Pros Panteras, o culturalismo é sempre reacionário. Eles nunca negligenciaram nosso direito de reivindicar nossas raízes; isso é fundamental, é o início da luta. Temos que saber quem somos, mas não para viver de um passado idealizado, mas pra idealizar o futuro. Como disse o outro fundador do partido, Bobby Seal, no livro Seize the Time, "não enfrentamos racismo com racismo. Enfrentamos racismo com solidariedade. Não enfrentamos capitalismo explorador com capitalismo negro. Enfrentamos capitalismo com socialismo. E enfrentamos imperalismo com internacionalismo proletário". Se hoje Bobby Seal fosse acrescentar uma frase a esse trecho, provavelmente escreveria: não enfrentamos falta de representatividade com Barbie preta.

A Barbie preta é igual ao dashiki: um branco decide que a gente é assim ou assado e vende pros pretos um estereótipo reducionista de nós mesmos. E a mensagem no fundo é a mesma de sempre, que vai desagregar qualquer pobre em qualquer lugar, independentemente da cor: ser é consumir. Ué, o slogan da Barbie é esse: "tudo que você quer ser". Só que ela mesma não é nada. Ela é a mina do Ken. Quem? Ela é a dona do carro da Barbie, dona da casa da Barbie, dona do cachorro da Barbie. A medida do "ser" dela é o "ter". Firmeza, se não dá pra matar a Barbie, é melhor ter Barbie preta do que só ter Barbie branca. Mas o ideal mesmo era não ter Barbie nenhuma. Acreditar que a Barbie preta representa alguma mudança pra negrada é que nem acreditar que o Celso Pitta é um prefeito pros pretos, coisa que o movimento negro de São Paulo fez em massa. Formation, essa faixa que a Beyoncé cantou no Super Bowl, é o hino da Barbie preta:

When he fuck me good I take his ass to Red Lobster, cause I slayQuando ele me fode bem, eu levo ele pra comer lagosta, porque eu eu sou foda

If he hit it right, I might take him on a flight on my chopper, cause I slaySe ele mandar bem, eu levo ele pra voar no meu helicóptero, porque eu sou foda

Drop him off at the mall, let him buy some J’s, let him shop up, cause I slayLargo ele no shopping, deixo ele comprar o que quiser, porque eu sou foda

I might get your song played on the radio station, cause I slayPosso conseguir que sua música toque no rádio, porque eu sou foda

You just might be a black Bill Gates in the making, cause I slayVocê pode até ser um futuro Bill Gates preto, porque eu sou foda

Cantar isso aí com a estética dos Panteras Negras é um requinte de crueldade. É dar à jaqueta preta o sentido do dashiki, transformá-la na marca de um culturalismo apolítico. É transformar deliberadamente uma estética revolucionária num produto, esvaziando totalmente a principal demanda do Partido dos Panteras Negras para a Auto-Defesa: a transformação radical da sociedade por meio da expropriação dos meios de produção da burguesia. E não para formar uma burguesia preta, mas para distribuir recursos de forma igualitária.

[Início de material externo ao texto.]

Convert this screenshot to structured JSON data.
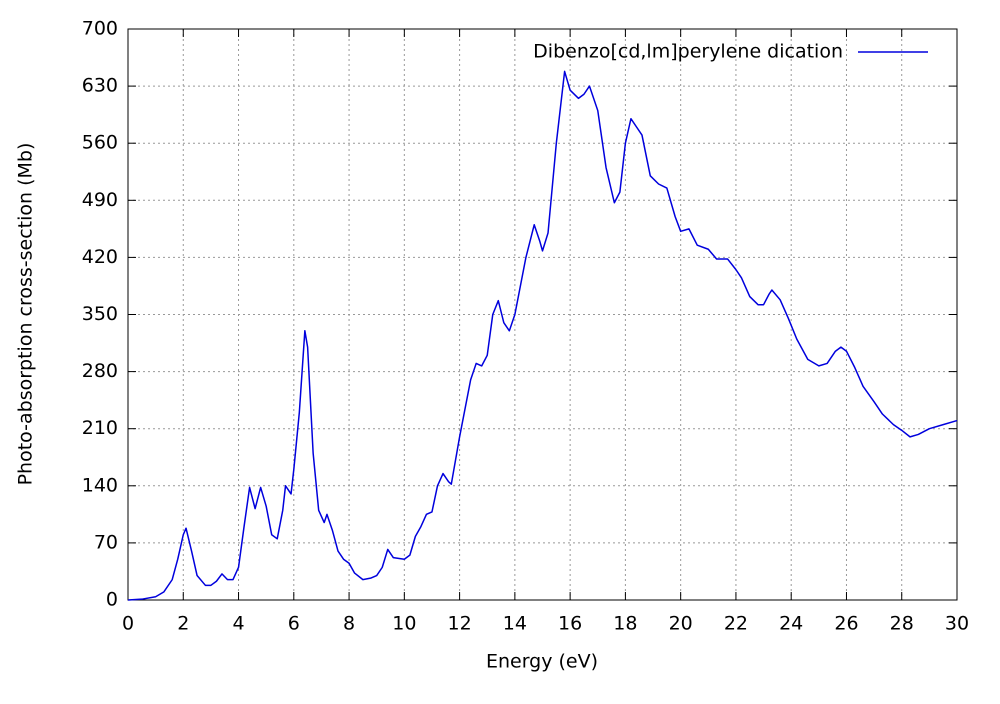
{
  "chart_data": {
    "type": "line",
    "xlabel": "Energy (eV)",
    "ylabel": "Photo-absorption cross-section (Mb)",
    "xlim": [
      0,
      30
    ],
    "xticks": [
      0,
      2,
      4,
      6,
      8,
      10,
      12,
      14,
      16,
      18,
      20,
      22,
      24,
      26,
      28,
      30
    ],
    "ylim": [
      0,
      700
    ],
    "yticks": [
      0,
      70,
      140,
      210,
      280,
      350,
      420,
      490,
      560,
      630,
      700
    ],
    "grid": true,
    "legend": "top-right",
    "x": [
      0,
      0.5,
      1.0,
      1.3,
      1.6,
      1.8,
      2.0,
      2.1,
      2.3,
      2.5,
      2.8,
      3.0,
      3.2,
      3.4,
      3.6,
      3.8,
      4.0,
      4.2,
      4.4,
      4.6,
      4.8,
      5.0,
      5.2,
      5.4,
      5.6,
      5.7,
      5.9,
      6.0,
      6.2,
      6.4,
      6.5,
      6.7,
      6.9,
      7.1,
      7.2,
      7.4,
      7.6,
      7.8,
      8.0,
      8.2,
      8.5,
      8.8,
      9.0,
      9.2,
      9.4,
      9.6,
      10.0,
      10.2,
      10.4,
      10.6,
      10.8,
      11.0,
      11.2,
      11.4,
      11.6,
      11.7,
      12.0,
      12.4,
      12.6,
      12.8,
      13.0,
      13.2,
      13.4,
      13.6,
      13.8,
      14.0,
      14.4,
      14.7,
      14.9,
      15.0,
      15.2,
      15.5,
      15.8,
      16.0,
      16.3,
      16.5,
      16.7,
      17.0,
      17.3,
      17.6,
      17.8,
      18.0,
      18.2,
      18.4,
      18.6,
      18.9,
      19.2,
      19.5,
      19.8,
      20.0,
      20.3,
      20.6,
      21.0,
      21.3,
      21.7,
      22.0,
      22.2,
      22.5,
      22.8,
      23.0,
      23.2,
      23.3,
      23.6,
      23.9,
      24.2,
      24.6,
      25.0,
      25.3,
      25.6,
      25.8,
      26.0,
      26.3,
      26.6,
      27.0,
      27.3,
      27.7,
      28.0,
      28.3,
      28.6,
      29.0,
      29.5,
      30.0
    ],
    "series": [
      {
        "name": "Dibenzo[cd,lm]perylene dication",
        "color": "#0000dd",
        "values": [
          0,
          1,
          4,
          10,
          25,
          50,
          80,
          88,
          60,
          30,
          18,
          18,
          23,
          32,
          25,
          25,
          40,
          90,
          138,
          112,
          138,
          115,
          80,
          75,
          110,
          140,
          130,
          160,
          230,
          330,
          310,
          180,
          110,
          95,
          105,
          85,
          60,
          50,
          45,
          33,
          25,
          27,
          30,
          40,
          62,
          52,
          50,
          55,
          78,
          90,
          105,
          108,
          140,
          155,
          145,
          142,
          200,
          270,
          290,
          287,
          300,
          350,
          367,
          340,
          330,
          350,
          420,
          460,
          440,
          428,
          450,
          560,
          648,
          625,
          615,
          620,
          630,
          600,
          530,
          487,
          500,
          560,
          590,
          580,
          570,
          520,
          510,
          505,
          470,
          452,
          455,
          435,
          430,
          418,
          418,
          405,
          395,
          372,
          362,
          362,
          375,
          380,
          368,
          345,
          320,
          295,
          287,
          290,
          305,
          310,
          305,
          285,
          262,
          243,
          228,
          215,
          208,
          200,
          203,
          210,
          215,
          220
        ]
      }
    ]
  }
}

Difícil encontrar coisa mais reacionária do que eliminar o revolucionário de nossos movimentos políticos. Se Beyoncé tivesse expressado apoio ao Black Lives Matter e só, beleza, eu acharia foda. Mas eu acho que não dá para esvaziar os Panteras Negras desse jeito. É uma sacanagem com essas pessoas que dedicaram as vidas a uma causa revolucionária. Você pode comprar um Big Mac sem maionese, comprar o disco da Beyoncé só com as faixas que você curte. Mas não pode mandar tirar a política da sua revolução.